4.7. Detection of Antioxidant Enzyme (AOE) Activity

After rutin and TEGDMA treatment, the activity of AOEs, including superoxide dismutase (SOD) and catalase (CAT), was evaluated using activity assay kits (Cayman Chemical, Ann Arbor, MI, USA), according to the manufacturers’ protocols and previous studies [24].

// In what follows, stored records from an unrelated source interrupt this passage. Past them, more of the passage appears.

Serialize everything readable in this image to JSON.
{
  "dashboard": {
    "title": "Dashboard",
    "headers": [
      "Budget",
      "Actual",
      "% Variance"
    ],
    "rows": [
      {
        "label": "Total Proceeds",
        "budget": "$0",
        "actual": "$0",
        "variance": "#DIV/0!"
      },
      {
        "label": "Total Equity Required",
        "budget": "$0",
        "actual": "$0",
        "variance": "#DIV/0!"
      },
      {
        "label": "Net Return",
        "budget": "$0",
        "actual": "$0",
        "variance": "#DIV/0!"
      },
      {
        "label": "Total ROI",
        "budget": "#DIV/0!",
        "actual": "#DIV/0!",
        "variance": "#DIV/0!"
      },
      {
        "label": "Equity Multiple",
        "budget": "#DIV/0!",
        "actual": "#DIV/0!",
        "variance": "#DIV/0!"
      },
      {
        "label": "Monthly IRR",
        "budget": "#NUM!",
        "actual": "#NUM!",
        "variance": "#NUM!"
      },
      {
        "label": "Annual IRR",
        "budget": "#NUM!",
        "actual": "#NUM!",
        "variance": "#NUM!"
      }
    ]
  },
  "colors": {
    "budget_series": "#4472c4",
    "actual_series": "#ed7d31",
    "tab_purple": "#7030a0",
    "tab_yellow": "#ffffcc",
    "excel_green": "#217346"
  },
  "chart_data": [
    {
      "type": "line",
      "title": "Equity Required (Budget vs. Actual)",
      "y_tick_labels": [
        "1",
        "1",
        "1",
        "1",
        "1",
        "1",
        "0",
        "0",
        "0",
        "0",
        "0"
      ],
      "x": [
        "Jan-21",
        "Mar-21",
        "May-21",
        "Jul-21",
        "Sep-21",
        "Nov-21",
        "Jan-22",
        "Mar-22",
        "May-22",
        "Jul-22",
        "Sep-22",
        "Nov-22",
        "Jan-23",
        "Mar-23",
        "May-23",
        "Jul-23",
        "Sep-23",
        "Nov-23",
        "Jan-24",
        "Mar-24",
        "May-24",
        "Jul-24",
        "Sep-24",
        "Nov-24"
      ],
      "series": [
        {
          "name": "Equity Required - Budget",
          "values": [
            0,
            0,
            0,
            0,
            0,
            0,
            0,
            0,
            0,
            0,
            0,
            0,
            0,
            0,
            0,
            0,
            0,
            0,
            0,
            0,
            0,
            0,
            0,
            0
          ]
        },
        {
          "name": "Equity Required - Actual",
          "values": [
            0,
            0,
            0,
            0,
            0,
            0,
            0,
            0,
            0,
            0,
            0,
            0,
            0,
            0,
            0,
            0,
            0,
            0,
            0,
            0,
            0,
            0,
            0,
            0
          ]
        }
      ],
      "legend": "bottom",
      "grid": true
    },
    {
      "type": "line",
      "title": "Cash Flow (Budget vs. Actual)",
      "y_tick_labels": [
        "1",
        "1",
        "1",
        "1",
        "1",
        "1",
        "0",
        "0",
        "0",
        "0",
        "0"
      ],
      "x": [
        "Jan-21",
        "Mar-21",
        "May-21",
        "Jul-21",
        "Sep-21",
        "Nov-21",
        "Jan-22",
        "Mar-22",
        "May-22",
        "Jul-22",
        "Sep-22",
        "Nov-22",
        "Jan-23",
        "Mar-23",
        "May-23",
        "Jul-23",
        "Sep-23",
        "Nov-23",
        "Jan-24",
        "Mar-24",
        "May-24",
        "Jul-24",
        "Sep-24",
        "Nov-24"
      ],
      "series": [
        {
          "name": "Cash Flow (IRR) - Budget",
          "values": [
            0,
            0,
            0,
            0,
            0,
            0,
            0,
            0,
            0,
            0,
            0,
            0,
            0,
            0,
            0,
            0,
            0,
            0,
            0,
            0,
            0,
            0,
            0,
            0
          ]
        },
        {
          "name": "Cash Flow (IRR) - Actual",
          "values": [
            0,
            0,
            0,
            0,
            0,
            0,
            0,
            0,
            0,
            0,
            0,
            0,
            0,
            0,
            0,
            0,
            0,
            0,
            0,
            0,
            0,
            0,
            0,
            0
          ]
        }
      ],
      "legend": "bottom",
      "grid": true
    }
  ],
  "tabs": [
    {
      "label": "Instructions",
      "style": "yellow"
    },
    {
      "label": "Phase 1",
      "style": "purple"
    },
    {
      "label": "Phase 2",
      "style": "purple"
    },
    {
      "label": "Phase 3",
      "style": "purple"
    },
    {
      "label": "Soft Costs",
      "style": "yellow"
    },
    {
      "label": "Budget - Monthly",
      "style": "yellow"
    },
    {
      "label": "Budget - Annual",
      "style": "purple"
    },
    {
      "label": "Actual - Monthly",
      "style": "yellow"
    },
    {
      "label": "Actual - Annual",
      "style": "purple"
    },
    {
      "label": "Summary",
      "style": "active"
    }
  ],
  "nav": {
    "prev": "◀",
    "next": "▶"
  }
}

4.8. Western Blot Analysis

After rutin and TEGDMA treatment, the cells were lysed by radioimmunoprecipitation (RIPA) lysis buffer containing protease inhibitors and phosphatase inhibitors as in previous studies [57]. Cellular proteins were separated using sodium dodecyl sulfate polyacrylamide gel electrophoresis and transferred to polyvinylidene fluoride membranes. The membranes were blocked and then blotted with primary antibodies against HO-1, Nrf-2, phosphorylation of AMPK, AMPK, β-actin (Santa Cruz Biotech, Dallas, TX, USA) overnight at 4 °C. The membranes were washed and further incubated with secondary antibodies. Finally, the membranes were imaged by enhanced chemiluminescence kit using the Fusion Solo S (Vilber Lourmat, Collégien, France). The band intensities of protein expression and phosphorylation were quantified using Evolution Capt software (Vilber Lourmat fusion solo S). The levels of protein expression and phosphorylation were expressed relative to endogenous control levels.

4.9. Statistical Analysis

The data presented in all figures were analyzed using SPSS and are expressed as mean ± standard deviation (S.D.). All statistical analyses were performed using one-way analysis of variance (ANOVA) followed by a Bonferroni multigroup comparison test. A p-value less than 0.05 was considered significant for all tests.

5. Conclusions

In summary, we demonstrated that rutin can prevent TEGDMA-induced cytotoxicity in RAW264.7 macrophages, mainly through the downregulation of apoptosis. Moreover, the inhibition of apoptosis is invariably associated with a reduction in genotoxicity in RAW264.7 macrophages incubated with TEGDMA along with rutin pretreatment. We further discovered that rutin inhibited the activity of caspase-3, caspase-8, and caspase-9, which mediated apoptosis through genotoxicity in TEGDMA-treated RAW264.7 macrophages. Rutin also inhibited the activity of caspase-3, caspase-8, and caspase-9 by downregulating the generation of ROS. Rutin-induced downregulation of ROS generation is mediated by upregulation of AOE activity and HO-1 expression via Nrf-2 expression and AMPK phosphorylation. These findings highlight the novel protective mechanism of rutin against TEGDMA-mediated toxic effects in RAW264.7 macrophages.